Japan Venture Capital Funds Face Mergers as IPOs Fade  - noor420
http://www.bloomberg.com/apps/news?pid=20601109&sid=afpWYmx_Xp.0&refer=home

======
barry-cotter
_Only 49 companies went public last year, the fewest since 1992, depriving
venture firms of the source of 45 percent of revenue and 90 percent of
profits, based on data from 2007.

Japanese funds, which together manage 1.04 trillion yen ($10.6 billion), get
more than twice as much revenue from IPOs as U.S. and European firms,
according to Venture Enterprise._

From 5 minutes googling the firms mentioned as the largest Japanese VC funds
they appear to be more along the lines of exchange traded funds, or at leat
they appear to be actual companies themsleves that are traded on a stock
exchange, not something I think you can do in the US (SEC rules etc., must
have mucho money to be an accredited investor) This means they can't go
"Right, so we'll sit on our money for two years then" like a consistently
profitable, but not Sequoia or Kleiner Perkins level fund could in the US.
They're vulnerable to the stupidities of the quarterly results driven market,
and could theoretically be bought up for market cap and the individual
components sold off at a profit[1].

This screams money to be made to me.
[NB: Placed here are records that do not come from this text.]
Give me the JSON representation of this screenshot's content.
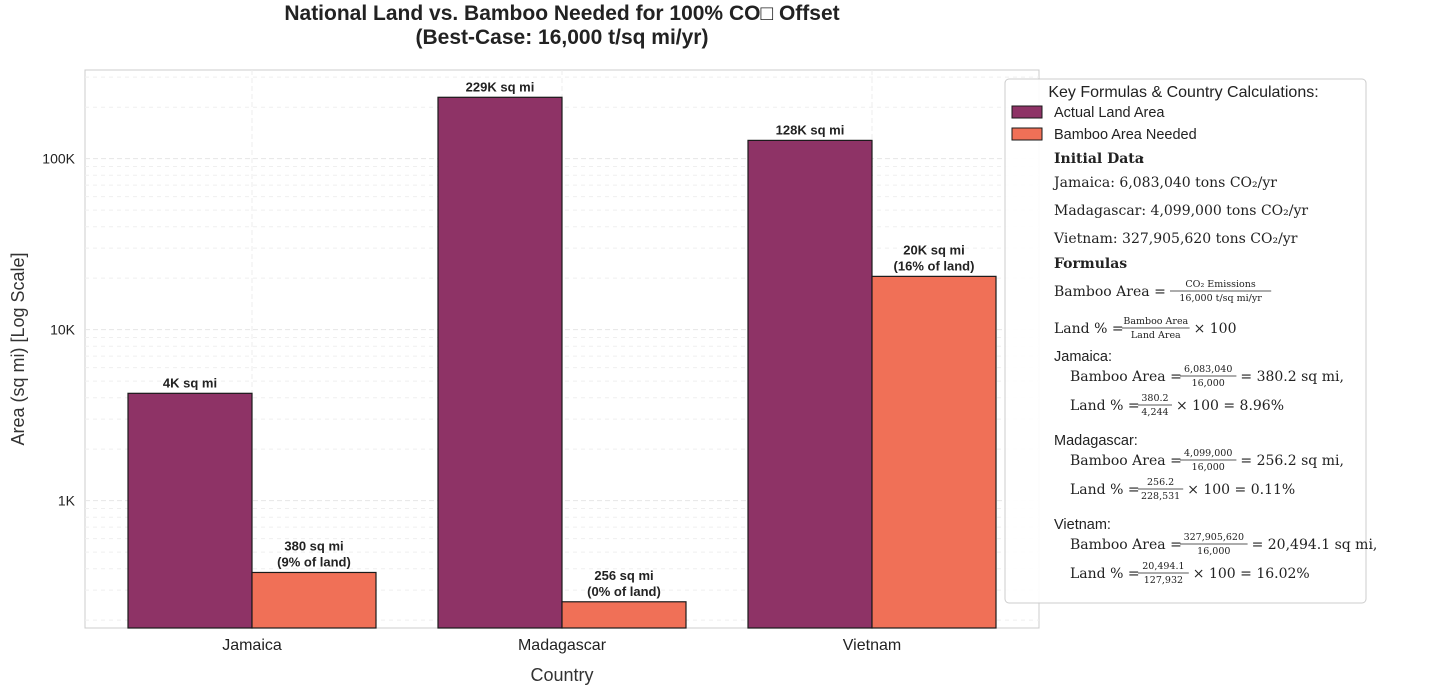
{
  "chart_data": {
    "type": "bar",
    "title_line1": "National Land vs. Bamboo Needed for 100% CO□ Offset",
    "title_line2": "(Best-Case: 16,000 t/sq mi/yr)",
    "xlabel": "Country",
    "ylabel": "Area (sq mi) [Log Scale]",
    "yscale": "log",
    "ylim": [
      180,
      330000
    ],
    "yticks": [
      1000,
      10000,
      100000
    ],
    "ytick_labels": [
      "1K",
      "10K",
      "100K"
    ],
    "grid": true,
    "categories": [
      "Jamaica",
      "Madagascar",
      "Vietnam"
    ],
    "series": [
      {
        "name": "Actual Land Area",
        "color": "#8e3366",
        "values": [
          4244,
          228531,
          127932
        ],
        "labels": [
          [
            "4K sq mi"
          ],
          [
            "229K sq mi"
          ],
          [
            "128K sq mi"
          ]
        ]
      },
      {
        "name": "Bamboo Area Needed",
        "color": "#f07057",
        "values": [
          380.2,
          256.2,
          20494.1
        ],
        "labels": [
          [
            "380 sq mi",
            "(9% of land)"
          ],
          [
            "256 sq mi",
            "(0% of land)"
          ],
          [
            "20K sq mi",
            "(16% of land)"
          ]
        ]
      }
    ],
    "legend": {
      "placement": "right",
      "title": "Key Formulas & Country Calculations:",
      "initial_data_heading": "Initial Data",
      "initial_data": [
        "Jamaica: 6,083,040 tons CO₂/yr",
        "Madagascar: 4,099,000 tons CO₂/yr",
        "Vietnam: 327,905,620 tons CO₂/yr"
      ],
      "formulas_heading": "Formulas",
      "formula_bamboo_prefix": "Bamboo Area =",
      "formula_bamboo_num": "CO₂ Emissions",
      "formula_bamboo_den": "16,000 t/sq mi/yr",
      "formula_land_prefix": "Land % =",
      "formula_land_num": "Bamboo Area",
      "formula_land_den": "Land Area",
      "formula_land_suffix": "× 100",
      "countries": [
        {
          "name": "Jamaica:",
          "bamboo_num": "6,083,040",
          "bamboo_den": "16,000",
          "bamboo_result": "= 380.2 sq mi,",
          "land_num": "380.2",
          "land_den": "4,244",
          "land_result": "× 100 = 8.96%"
        },
        {
          "name": "Madagascar:",
          "bamboo_num": "4,099,000",
          "bamboo_den": "16,000",
          "bamboo_result": "= 256.2 sq mi,",
          "land_num": "256.2",
          "land_den": "228,531",
          "land_result": "× 100 = 0.11%"
        },
        {
          "name": "Vietnam:",
          "bamboo_num": "327,905,620",
          "bamboo_den": "16,000",
          "bamboo_result": "= 20,494.1 sq mi,",
          "land_num": "20,494.1",
          "land_den": "127,932",
          "land_result": "× 100 = 16.02%"
        }
      ]
    }
  }
}
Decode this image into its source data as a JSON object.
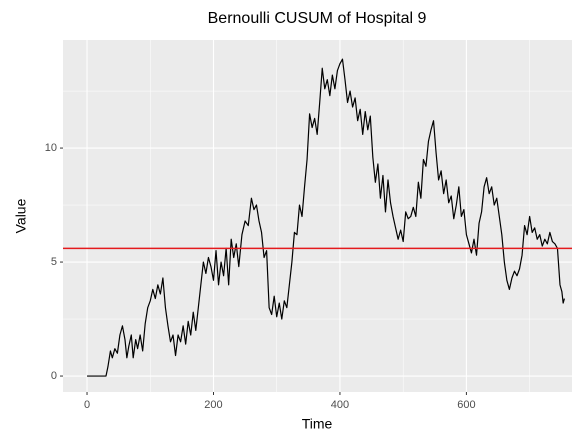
{
  "chart_data": {
    "type": "line",
    "title": "Bernoulli CUSUM of Hospital 9",
    "x_label": "Time",
    "y_label": "Value",
    "x": [
      0,
      30,
      33,
      37,
      40,
      44,
      48,
      52,
      56,
      60,
      63,
      66,
      70,
      73,
      77,
      80,
      84,
      88,
      92,
      96,
      100,
      104,
      108,
      112,
      116,
      120,
      124,
      128,
      132,
      136,
      140,
      144,
      148,
      152,
      156,
      160,
      164,
      168,
      172,
      176,
      180,
      184,
      188,
      192,
      196,
      200,
      204,
      208,
      212,
      216,
      220,
      224,
      228,
      232,
      236,
      240,
      245,
      250,
      255,
      260,
      264,
      268,
      272,
      276,
      280,
      284,
      288,
      292,
      296,
      300,
      304,
      308,
      312,
      316,
      320,
      324,
      328,
      332,
      336,
      340,
      344,
      348,
      352,
      356,
      360,
      364,
      368,
      372,
      376,
      380,
      384,
      388,
      392,
      396,
      400,
      404,
      408,
      412,
      416,
      420,
      424,
      428,
      432,
      436,
      440,
      444,
      448,
      452,
      456,
      460,
      464,
      468,
      472,
      476,
      480,
      484,
      488,
      492,
      496,
      500,
      504,
      508,
      512,
      516,
      520,
      524,
      528,
      532,
      536,
      540,
      544,
      548,
      552,
      556,
      560,
      564,
      568,
      572,
      576,
      580,
      584,
      588,
      592,
      596,
      600,
      604,
      608,
      612,
      616,
      620,
      624,
      628,
      632,
      636,
      640,
      644,
      648,
      652,
      656,
      660,
      664,
      668,
      672,
      676,
      680,
      684,
      688,
      692,
      696,
      700,
      704,
      708,
      712,
      716,
      720,
      724,
      728,
      732,
      736,
      740,
      744,
      748,
      751,
      753,
      755
    ],
    "values": [
      0,
      0,
      0.4,
      1.1,
      0.8,
      1.2,
      1.0,
      1.8,
      2.2,
      1.6,
      0.8,
      1.3,
      1.8,
      0.8,
      1.6,
      1.2,
      1.8,
      1.1,
      2.3,
      3.0,
      3.3,
      3.8,
      3.4,
      4.0,
      3.6,
      4.3,
      3.0,
      2.2,
      1.5,
      1.8,
      0.9,
      1.8,
      1.5,
      2.2,
      1.4,
      2.4,
      1.8,
      2.8,
      2.0,
      3.0,
      4.0,
      5.0,
      4.5,
      5.2,
      4.8,
      4.2,
      5.5,
      4.0,
      5.0,
      4.4,
      5.6,
      4.0,
      6.0,
      5.2,
      5.8,
      4.8,
      6.2,
      6.8,
      6.6,
      7.8,
      7.3,
      7.5,
      6.8,
      6.3,
      5.2,
      5.5,
      3.0,
      2.7,
      3.5,
      2.6,
      3.2,
      2.5,
      3.3,
      3.0,
      4.0,
      5.0,
      6.3,
      6.2,
      7.5,
      7.0,
      8.3,
      9.5,
      11.5,
      10.9,
      11.3,
      10.6,
      12.0,
      13.5,
      12.6,
      13.0,
      12.3,
      13.2,
      12.6,
      13.4,
      13.7,
      13.9,
      13.0,
      12.0,
      12.5,
      11.8,
      12.2,
      11.2,
      11.7,
      10.6,
      11.6,
      10.8,
      11.4,
      9.6,
      8.5,
      9.3,
      7.8,
      8.8,
      7.2,
      8.6,
      7.6,
      7.0,
      6.5,
      6.0,
      6.4,
      5.9,
      7.2,
      6.9,
      7.0,
      7.4,
      7.0,
      8.5,
      7.8,
      9.5,
      9.2,
      10.3,
      10.8,
      11.2,
      9.8,
      8.6,
      9.0,
      8.0,
      8.6,
      7.6,
      7.9,
      6.9,
      7.5,
      8.3,
      7.0,
      7.3,
      6.2,
      5.8,
      5.4,
      6.0,
      5.3,
      6.7,
      7.2,
      8.3,
      8.7,
      8.0,
      8.3,
      7.5,
      7.8,
      7.0,
      6.2,
      5.0,
      4.2,
      3.8,
      4.3,
      4.6,
      4.4,
      4.7,
      5.3,
      6.6,
      6.2,
      7.0,
      6.3,
      6.5,
      6.0,
      6.2,
      5.7,
      6.0,
      5.8,
      6.3,
      5.9,
      5.8,
      5.6,
      4.0,
      3.7,
      3.2,
      3.4
    ],
    "color": "#000000",
    "hline": 5.6,
    "hline_color": "#e41a1c",
    "xlim": [
      -38,
      767
    ],
    "ylim": [
      -0.7,
      14.74
    ],
    "xticks": [
      0,
      200,
      400,
      600
    ],
    "yticks": [
      0,
      5,
      10
    ],
    "x_minor_grid": [
      100,
      300,
      500,
      700
    ],
    "y_minor_grid": [
      2.5,
      7.5,
      12.5
    ],
    "grid": true
  }
}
Not by me, unfortunately, but if someone
had fluent Japanese and English and was enough of a hacker to do a proper
appraisal on some of these companies could get together with someone with VC
experience, IPO and M&A experience they could do an analysis on portfolio
companies and make offers.

Summary: With a Japanese-English bilingual team, Techs capable of doing
technical due diligence, and finance people with domain expertise, assets
could be bought for very good value.

[1] I have no idea if this is likely to happen to any of these companies or
not. It's mainly illustrative. Also, sometimes having a market cap lower than
book value is sometimes correct. GM has been in that situation since the 70s.